Despite her growling stomach she did as he instructed, nibbling at the succulent meat. To distract herself from asking for more, as well as to satisfy the vague, odd feeling she’d gotten when Nicholas mentioned Ashby, she asked the first thing that came to mind. “Is Ashby a large keep? I’ve not heard much about it except that it commands a fine view of the river Dee.” She licked some grease from her fingers. “The king’s affairs must be important to drag you from your home. At least this sorry
business gives you an opportunity to return sooner than you expected.”

“Ashby isn’t my home,” he replied, all his attention seemingly centered on pulling at a loose thread on the knee of his chausses. “It’s a possession, nothing more.”

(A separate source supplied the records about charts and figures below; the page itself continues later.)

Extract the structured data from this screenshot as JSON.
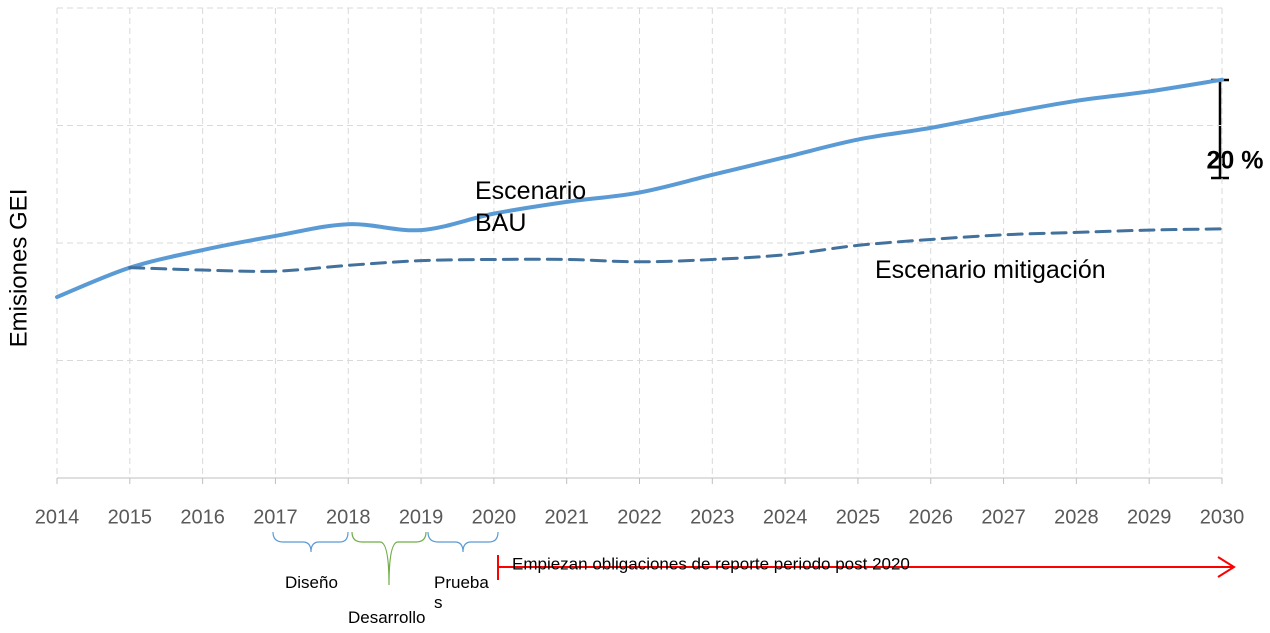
{
  "chart_data": {
    "type": "line",
    "y_label": "Emisiones GEI",
    "x": [
      2014,
      2015,
      2016,
      2017,
      2018,
      2019,
      2020,
      2021,
      2022,
      2023,
      2024,
      2025,
      2026,
      2027,
      2028,
      2029,
      2030
    ],
    "xlim": [
      2014,
      2030
    ],
    "ylim": [
      0,
      4
    ],
    "ygrid": [
      1,
      2,
      3,
      4
    ],
    "grid": true,
    "series": [
      {
        "name": "Escenario BAU",
        "color": "#5b9bd5",
        "dash": false,
        "values": [
          1.54,
          1.79,
          1.94,
          2.06,
          2.16,
          2.11,
          2.25,
          2.35,
          2.43,
          2.58,
          2.73,
          2.88,
          2.98,
          3.1,
          3.21,
          3.29,
          3.39
        ]
      },
      {
        "name": "Escenario mitigación",
        "color": "#41719c",
        "dash": true,
        "values": [
          null,
          1.79,
          1.77,
          1.76,
          1.81,
          1.85,
          1.86,
          1.86,
          1.84,
          1.86,
          1.9,
          1.98,
          2.03,
          2.07,
          2.09,
          2.11,
          2.12
        ]
      }
    ],
    "reduction_label": "20 %",
    "phases": [
      "Diseño",
      "Desarrollo",
      "Pruebas"
    ],
    "arrow_label": "Empiezan obligaciones de reporte periodo post 2020"
  }
}
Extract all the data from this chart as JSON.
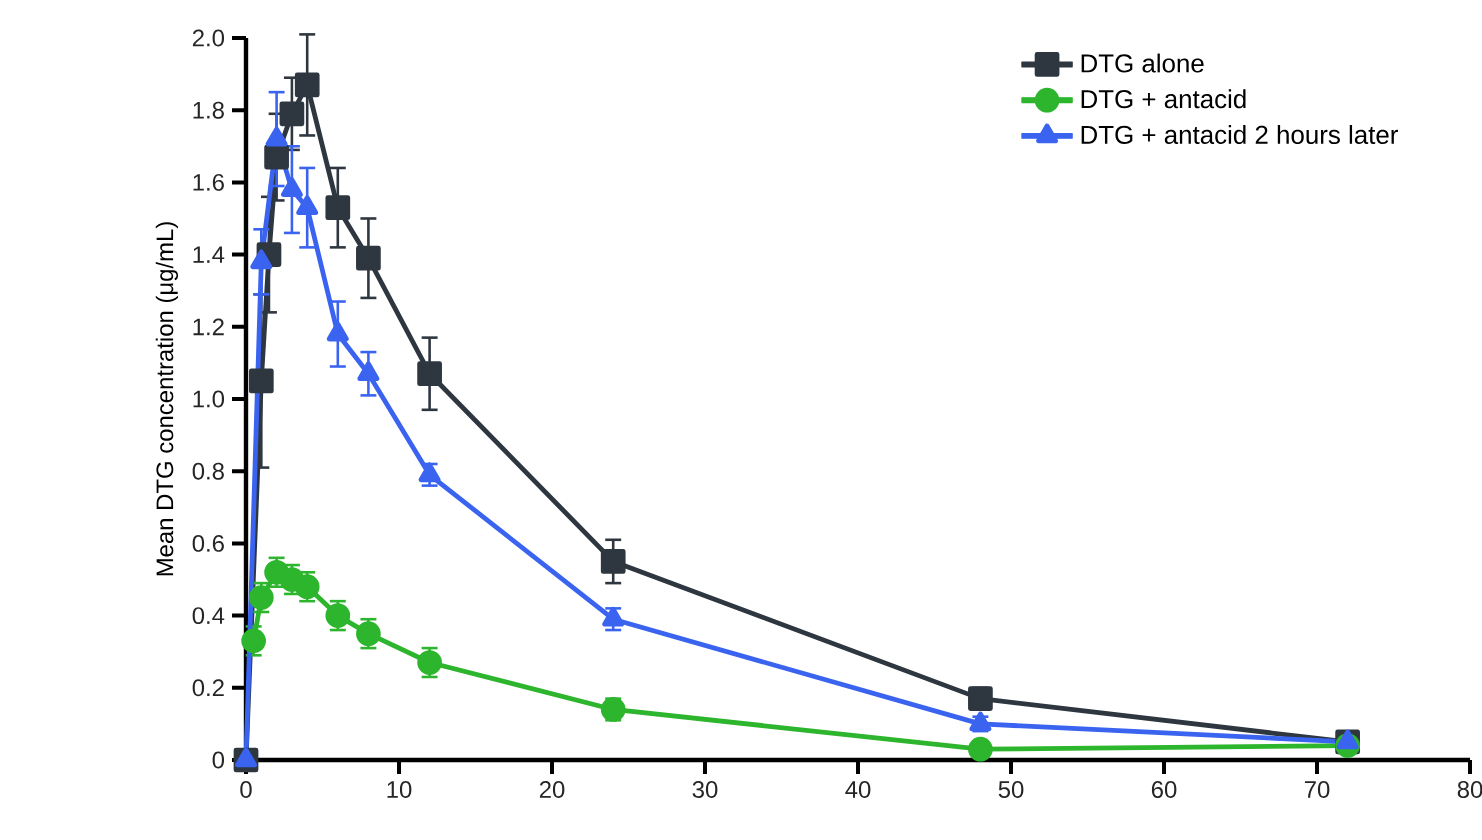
{
  "chart_data": {
    "type": "line",
    "ylabel": "Mean DTG concentration (μg/mL)",
    "xlim": [
      0,
      80
    ],
    "xticks": [
      0,
      10,
      20,
      30,
      40,
      50,
      60,
      70,
      80
    ],
    "ylim": [
      0,
      2.0
    ],
    "yticks": [
      0,
      {
        "value": 0.2,
        "label": "0.2"
      },
      {
        "value": 0.4,
        "label": "0.4"
      },
      {
        "value": 0.6,
        "label": "0.6"
      },
      {
        "value": 0.8,
        "label": "0.8"
      },
      {
        "value": 1.0,
        "label": "1.0"
      },
      {
        "value": 1.2,
        "label": "1.2"
      },
      {
        "value": 1.4,
        "label": "1.4"
      },
      {
        "value": 1.6,
        "label": "1.6"
      },
      {
        "value": 1.8,
        "label": "1.8"
      },
      {
        "value": 2.0,
        "label": "2.0"
      }
    ],
    "grid": false,
    "legend": "top right",
    "line_style": "solid",
    "series": [
      {
        "name": "DTG alone",
        "color": "#2e3640",
        "marker": "square",
        "x": [
          0,
          1,
          1.5,
          2,
          3,
          4,
          6,
          8,
          12,
          24,
          48,
          72
        ],
        "values": [
          0,
          1.05,
          1.4,
          1.67,
          1.79,
          1.87,
          1.53,
          1.39,
          1.07,
          0.55,
          0.17,
          0.05
        ],
        "errors": [
          null,
          0.24,
          0.16,
          0.12,
          0.1,
          0.14,
          0.11,
          0.11,
          0.1,
          0.06,
          0.03,
          0.02
        ]
      },
      {
        "name": "DTG + antacid",
        "color": "#2db52d",
        "marker": "circle",
        "x": [
          0.5,
          1,
          2,
          3,
          4,
          6,
          8,
          12,
          24,
          48,
          72
        ],
        "values": [
          0.33,
          0.45,
          0.52,
          0.5,
          0.48,
          0.4,
          0.35,
          0.27,
          0.14,
          0.03,
          0.04
        ],
        "errors": [
          0.04,
          0.04,
          0.04,
          0.04,
          0.04,
          0.04,
          0.04,
          0.04,
          0.03,
          0.02,
          0.02
        ]
      },
      {
        "name": "DTG + antacid 2 hours later",
        "color": "#3a64f0",
        "marker": "triangle",
        "x": [
          0,
          1,
          2,
          3,
          4,
          6,
          8,
          12,
          24,
          48,
          72
        ],
        "values": [
          0,
          1.38,
          1.72,
          1.58,
          1.53,
          1.18,
          1.07,
          0.79,
          0.39,
          0.1,
          0.05
        ],
        "errors": [
          null,
          0.09,
          0.13,
          0.12,
          0.11,
          0.09,
          0.06,
          0.03,
          0.03,
          0.02,
          0.02
        ]
      }
    ]
  }
}
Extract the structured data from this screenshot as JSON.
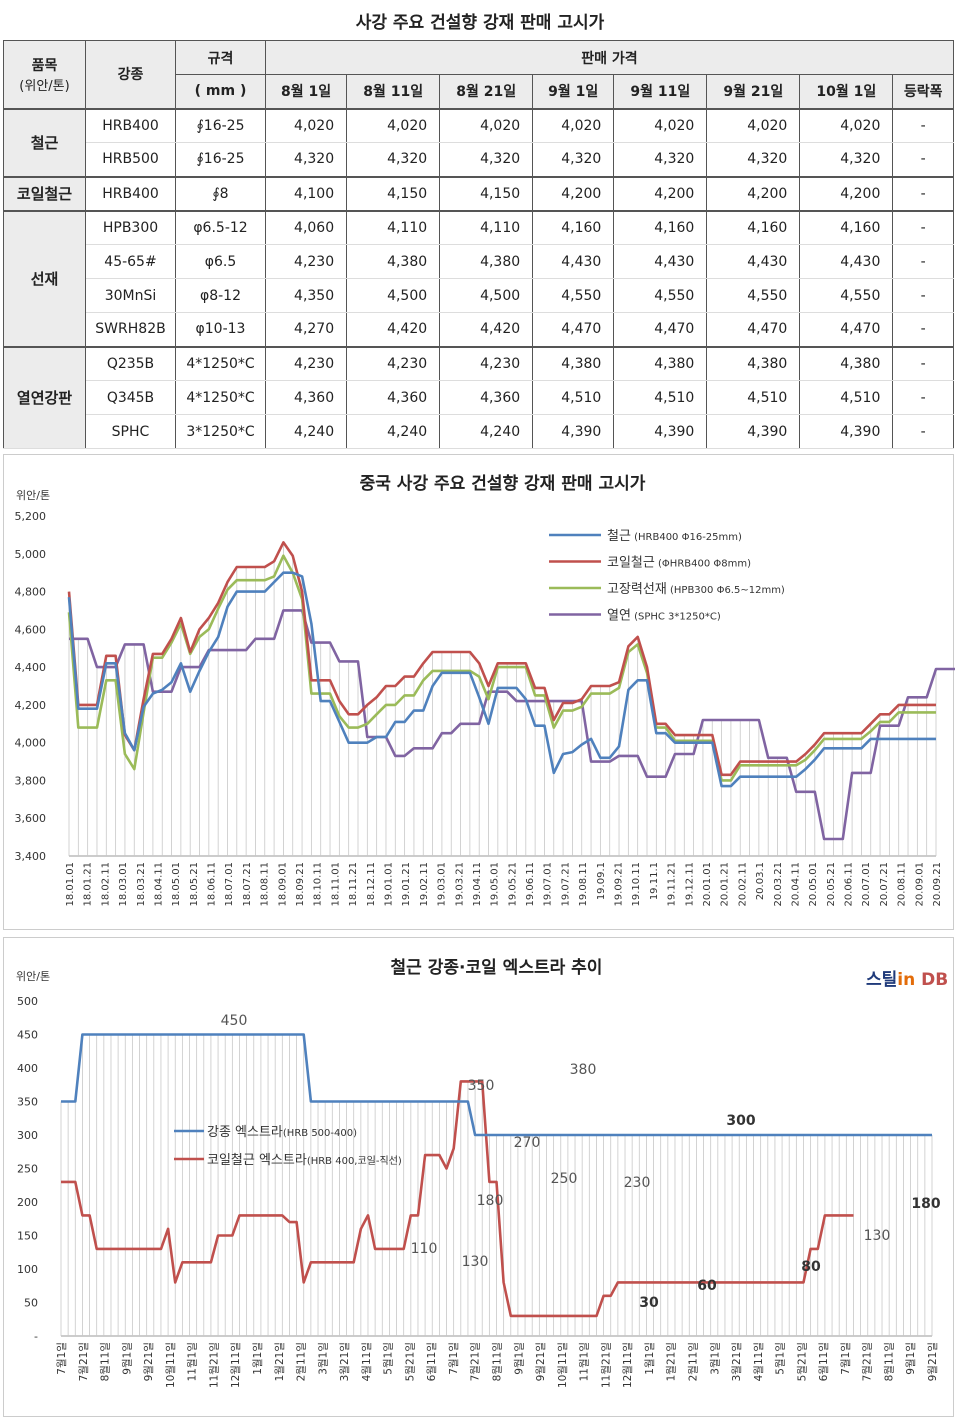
{
  "table": {
    "title": "사강 주요 건설향 강재 판매 고시가",
    "h_item": "품목",
    "h_unit": "(위안/톤)",
    "h_grade": "강종",
    "h_spec": "규격",
    "h_spec_unit": "( mm )",
    "h_price": "판매 가격",
    "dates": [
      "8월 1일",
      "8월 11일",
      "8월 21일",
      "9월 1일",
      "9월 11일",
      "9월 21일",
      "10월 1일",
      "등락폭"
    ],
    "groups": [
      {
        "name": "철근",
        "rows": [
          {
            "grade": "HRB400",
            "spec": "∮16-25",
            "prices": [
              "4,020",
              "4,020",
              "4,020",
              "4,020",
              "4,020",
              "4,020",
              "4,020"
            ],
            "change": "-"
          },
          {
            "grade": "HRB500",
            "spec": "∮16-25",
            "prices": [
              "4,320",
              "4,320",
              "4,320",
              "4,320",
              "4,320",
              "4,320",
              "4,320"
            ],
            "change": "-"
          }
        ]
      },
      {
        "name": "코일철근",
        "rows": [
          {
            "grade": "HRB400",
            "spec": "∮8",
            "prices": [
              "4,100",
              "4,150",
              "4,150",
              "4,200",
              "4,200",
              "4,200",
              "4,200"
            ],
            "change": "-"
          }
        ]
      },
      {
        "name": "선재",
        "rows": [
          {
            "grade": "HPB300",
            "spec": "φ6.5-12",
            "prices": [
              "4,060",
              "4,110",
              "4,110",
              "4,160",
              "4,160",
              "4,160",
              "4,160"
            ],
            "change": "-"
          },
          {
            "grade": "45-65#",
            "spec": "φ6.5",
            "prices": [
              "4,230",
              "4,380",
              "4,380",
              "4,430",
              "4,430",
              "4,430",
              "4,430"
            ],
            "change": "-"
          },
          {
            "grade": "30MnSi",
            "spec": "φ8-12",
            "prices": [
              "4,350",
              "4,500",
              "4,500",
              "4,550",
              "4,550",
              "4,550",
              "4,550"
            ],
            "change": "-"
          },
          {
            "grade": "SWRH82B",
            "spec": "φ10-13",
            "prices": [
              "4,270",
              "4,420",
              "4,420",
              "4,470",
              "4,470",
              "4,470",
              "4,470"
            ],
            "change": "-"
          }
        ]
      },
      {
        "name": "열연강판",
        "rows": [
          {
            "grade": "Q235B",
            "spec": "4*1250*C",
            "prices": [
              "4,230",
              "4,230",
              "4,230",
              "4,380",
              "4,380",
              "4,380",
              "4,380"
            ],
            "change": "-"
          },
          {
            "grade": "Q345B",
            "spec": "4*1250*C",
            "prices": [
              "4,360",
              "4,360",
              "4,360",
              "4,510",
              "4,510",
              "4,510",
              "4,510"
            ],
            "change": "-"
          },
          {
            "grade": "SPHC",
            "spec": "3*1250*C",
            "prices": [
              "4,240",
              "4,240",
              "4,240",
              "4,390",
              "4,390",
              "4,390",
              "4,390"
            ],
            "change": "-"
          }
        ]
      }
    ]
  },
  "chart_data": [
    {
      "type": "line",
      "title": "중국 사강 주요 건설향 강재 판매 고시가",
      "ylabel": "위안/톤",
      "ylim": [
        3400,
        5200
      ],
      "yticks": [
        "3,400",
        "3,600",
        "3,800",
        "4,000",
        "4,200",
        "4,400",
        "4,600",
        "4,800",
        "5,000",
        "5,200"
      ],
      "xtick_labels": [
        "18.01.01",
        "18.01.21",
        "18.02.11",
        "18.03.01",
        "18.03.21",
        "18.04.11",
        "18.05.01",
        "18.05.21",
        "18.06.11",
        "18.07.01",
        "18.07.21",
        "18.08.11",
        "18.09.01",
        "18.09.21",
        "18.10.11",
        "18.11.01",
        "18.11.21",
        "18.12.11",
        "19.01.01",
        "19.01.21",
        "19.02.11",
        "19.03.01",
        "19.03.21",
        "19.04.11",
        "19.05.01",
        "19.05.21",
        "19.06.11",
        "19.07.01",
        "19.07.21",
        "19.08.11",
        "19.09.1",
        "19.09.21",
        "19.10.11",
        "19.11.1",
        "19.11.21",
        "19.12.11",
        "20.01.01",
        "20.01.21",
        "20.02.11",
        "20.03.1",
        "20.03.21",
        "20.04.11",
        "20.05.01",
        "20.05.21",
        "20.06.11",
        "20.07.01",
        "20.07.21",
        "20.08.11",
        "20.09.01",
        "20.09.21"
      ],
      "series": [
        {
          "name": "철근",
          "note": "(HRB400  Φ16-25mm)",
          "color": "#4f81bd",
          "values": [
            4770,
            4180,
            4180,
            4180,
            4420,
            4420,
            4050,
            3960,
            4190,
            4260,
            4280,
            4320,
            4420,
            4270,
            4380,
            4480,
            4560,
            4720,
            4800,
            4800,
            4800,
            4800,
            4850,
            4900,
            4900,
            4880,
            4630,
            4220,
            4220,
            4110,
            4000,
            4000,
            4000,
            4030,
            4030,
            4110,
            4110,
            4170,
            4170,
            4300,
            4370,
            4370,
            4370,
            4370,
            4240,
            4100,
            4290,
            4290,
            4290,
            4230,
            4090,
            4090,
            3840,
            3940,
            3950,
            3990,
            4020,
            3920,
            3920,
            3980,
            4280,
            4330,
            4330,
            4050,
            4050,
            4000,
            4000,
            4000,
            4000,
            4000,
            3770,
            3770,
            3820,
            3820,
            3820,
            3820,
            3820,
            3820,
            3820,
            3860,
            3910,
            3970,
            3970,
            3970,
            3970,
            3970,
            4020,
            4020,
            4020,
            4020,
            4020,
            4020,
            4020,
            4020
          ]
        },
        {
          "name": "코일철근",
          "note": "(ΦHRB400  Φ8mm)",
          "color": "#c0504d",
          "values": [
            4800,
            4200,
            4200,
            4200,
            4460,
            4460,
            4040,
            3960,
            4230,
            4470,
            4470,
            4550,
            4660,
            4480,
            4600,
            4660,
            4740,
            4850,
            4930,
            4930,
            4930,
            4930,
            4960,
            5060,
            4990,
            4800,
            4330,
            4330,
            4330,
            4220,
            4150,
            4150,
            4200,
            4240,
            4300,
            4300,
            4350,
            4350,
            4420,
            4480,
            4480,
            4480,
            4480,
            4480,
            4420,
            4300,
            4420,
            4420,
            4420,
            4420,
            4290,
            4290,
            4120,
            4210,
            4210,
            4230,
            4300,
            4300,
            4300,
            4320,
            4510,
            4560,
            4400,
            4100,
            4100,
            4040,
            4040,
            4040,
            4040,
            4040,
            3830,
            3830,
            3900,
            3900,
            3900,
            3900,
            3900,
            3900,
            3900,
            3940,
            3990,
            4050,
            4050,
            4050,
            4050,
            4050,
            4100,
            4150,
            4150,
            4200,
            4200,
            4200,
            4200,
            4200
          ]
        },
        {
          "name": "고장력선재",
          "note": "(HPB300  Φ6.5~12mm)",
          "color": "#9bbb59",
          "values": [
            4690,
            4080,
            4080,
            4080,
            4330,
            4330,
            3940,
            3860,
            4160,
            4450,
            4450,
            4530,
            4630,
            4470,
            4560,
            4600,
            4710,
            4810,
            4860,
            4860,
            4860,
            4860,
            4880,
            4990,
            4900,
            4760,
            4260,
            4260,
            4260,
            4140,
            4080,
            4080,
            4100,
            4150,
            4200,
            4200,
            4250,
            4250,
            4330,
            4380,
            4380,
            4380,
            4380,
            4380,
            4350,
            4230,
            4400,
            4400,
            4400,
            4400,
            4250,
            4250,
            4080,
            4170,
            4170,
            4190,
            4260,
            4260,
            4260,
            4290,
            4480,
            4520,
            4370,
            4080,
            4080,
            4010,
            4010,
            4010,
            4010,
            4010,
            3800,
            3800,
            3880,
            3880,
            3880,
            3880,
            3880,
            3880,
            3880,
            3910,
            3960,
            4020,
            4020,
            4020,
            4020,
            4020,
            4060,
            4110,
            4110,
            4160,
            4160,
            4160,
            4160,
            4160
          ]
        },
        {
          "name": "열연",
          "note": "(SPHC 3*1250*C)",
          "color": "#8064a2",
          "values": [
            4550,
            4550,
            4550,
            4400,
            4400,
            4400,
            4520,
            4520,
            4520,
            4270,
            4270,
            4270,
            4400,
            4400,
            4400,
            4490,
            4490,
            4490,
            4490,
            4490,
            4550,
            4550,
            4550,
            4700,
            4700,
            4700,
            4530,
            4530,
            4530,
            4430,
            4430,
            4430,
            4030,
            4030,
            4030,
            3930,
            3930,
            3970,
            3970,
            3970,
            4050,
            4050,
            4100,
            4100,
            4100,
            4270,
            4270,
            4270,
            4220,
            4220,
            4220,
            4220,
            4220,
            4220,
            4220,
            4220,
            3900,
            3900,
            3900,
            3930,
            3930,
            3930,
            3820,
            3820,
            3820,
            3940,
            3940,
            3940,
            4120,
            4120,
            4120,
            4120,
            4120,
            4120,
            4120,
            3920,
            3920,
            3920,
            3740,
            3740,
            3740,
            3490,
            3490,
            3490,
            3840,
            3840,
            3840,
            4090,
            4090,
            4090,
            4240,
            4240,
            4240,
            4390,
            4390,
            4390,
            4390
          ]
        }
      ]
    },
    {
      "type": "line",
      "title": "철근 강종·코일 엑스트라 추이",
      "ylabel": "위안/톤",
      "ylim": [
        0,
        500
      ],
      "yticks": [
        "-",
        "50",
        "100",
        "150",
        "200",
        "250",
        "300",
        "350",
        "400",
        "450",
        "500"
      ],
      "xtick_labels": [
        "7월1일",
        "7월21일",
        "8월11일",
        "9월1일",
        "9월21일",
        "10월11일",
        "11월1일",
        "11월21일",
        "12월11일",
        "1월1일",
        "1월21일",
        "2월11일",
        "3월1일",
        "3월21일",
        "4월11일",
        "5월1일",
        "5월21일",
        "6월11일",
        "7월1일",
        "7월21일",
        "8월11일",
        "9월1일",
        "9월21일",
        "10월11일",
        "11월1일",
        "11월21일",
        "12월11일",
        "1월1일",
        "1월21일",
        "2월11일",
        "3월1일",
        "3월21일",
        "4월11일",
        "5월1일",
        "5월21일",
        "6월11일",
        "7월1일",
        "7월21일",
        "8월11일",
        "9월1일",
        "9월21일"
      ],
      "series": [
        {
          "name": "강종 엑스트라",
          "note": "(HRB 500-400)",
          "color": "#4f81bd",
          "values": [
            350,
            350,
            350,
            450,
            450,
            450,
            450,
            450,
            450,
            450,
            450,
            450,
            450,
            450,
            450,
            450,
            450,
            450,
            450,
            450,
            450,
            450,
            450,
            450,
            450,
            450,
            450,
            450,
            450,
            450,
            450,
            450,
            450,
            450,
            450,
            350,
            350,
            350,
            350,
            350,
            350,
            350,
            350,
            350,
            350,
            350,
            350,
            350,
            350,
            350,
            350,
            350,
            350,
            350,
            350,
            350,
            350,
            350,
            300,
            300,
            300,
            300,
            300,
            300,
            300,
            300,
            300,
            300,
            300,
            300,
            300,
            300,
            300,
            300,
            300,
            300,
            300,
            300,
            300,
            300,
            300,
            300,
            300,
            300,
            300,
            300,
            300,
            300,
            300,
            300,
            300,
            300,
            300,
            300,
            300,
            300,
            300,
            300,
            300,
            300,
            300,
            300,
            300,
            300,
            300,
            300,
            300,
            300,
            300,
            300,
            300,
            300,
            300,
            300,
            300,
            300,
            300,
            300,
            300,
            300,
            300,
            300,
            300
          ]
        },
        {
          "name": "코일철근 엑스트라",
          "note": "(HRB 400,코일-직선)",
          "color": "#c0504d",
          "values": [
            230,
            230,
            230,
            180,
            180,
            130,
            130,
            130,
            130,
            130,
            130,
            130,
            130,
            130,
            130,
            160,
            80,
            110,
            110,
            110,
            110,
            110,
            150,
            150,
            150,
            180,
            180,
            180,
            180,
            180,
            180,
            180,
            170,
            170,
            80,
            110,
            110,
            110,
            110,
            110,
            110,
            110,
            160,
            180,
            130,
            130,
            130,
            130,
            130,
            180,
            180,
            270,
            270,
            270,
            250,
            280,
            380,
            380,
            380,
            380,
            230,
            230,
            80,
            30,
            30,
            30,
            30,
            30,
            30,
            30,
            30,
            30,
            30,
            30,
            30,
            30,
            60,
            60,
            80,
            80,
            80,
            80,
            80,
            80,
            80,
            80,
            80,
            80,
            80,
            80,
            80,
            80,
            80,
            80,
            80,
            80,
            80,
            80,
            80,
            80,
            80,
            80,
            80,
            80,
            80,
            130,
            130,
            180,
            180,
            180,
            180,
            180
          ]
        }
      ],
      "annotations": [
        "450",
        "350",
        "300",
        "380",
        "270",
        "250",
        "230",
        "180",
        "110",
        "130",
        "30",
        "60",
        "80",
        "130",
        "180"
      ]
    }
  ],
  "logo": {
    "part1": "스틸",
    "part2": "in",
    "part3": " DB"
  }
}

“All the same, I imagine you’ll be glad to return.” Nicholas looked up, his expression nearly startling a gasp from her. She hadn’t seen this much pain in his eyes when he’d pushed the arrow though his arm. “We don’t need to go there if you’d rather not.” She placed her hand over his restless fingers.

His hand turned beneath hers, capturing her fingers in a tight clasp. Just as suddenly the tormented look left his face, replaced by a self-mocking air. “’Tis foolish, is it not, for a grown man to fear a place? But Ashby holds only bad memories for me, and I’ve not set foot there for twenty years,” he said with a twist of his lips. “I didn’t even go back once I inherited it.”

“Surely you grew up there. Didn’t you at least visit over the years?” Granted, her knowledge of Norman ways was limited, but what he said sounded unusual.

His jaw tightening, Nicholas leaned closer to her, his face nearly touching hers. Catrin almost pulled away from him when she noticed the odd gleam in his eyes.

“Visit?” he scoffed. “My uncle wouldn’t have permitted us through the gates. My family wasn’t welcome at Ashby, milady, or in any other noble household. But then, mercenaries seldom are.”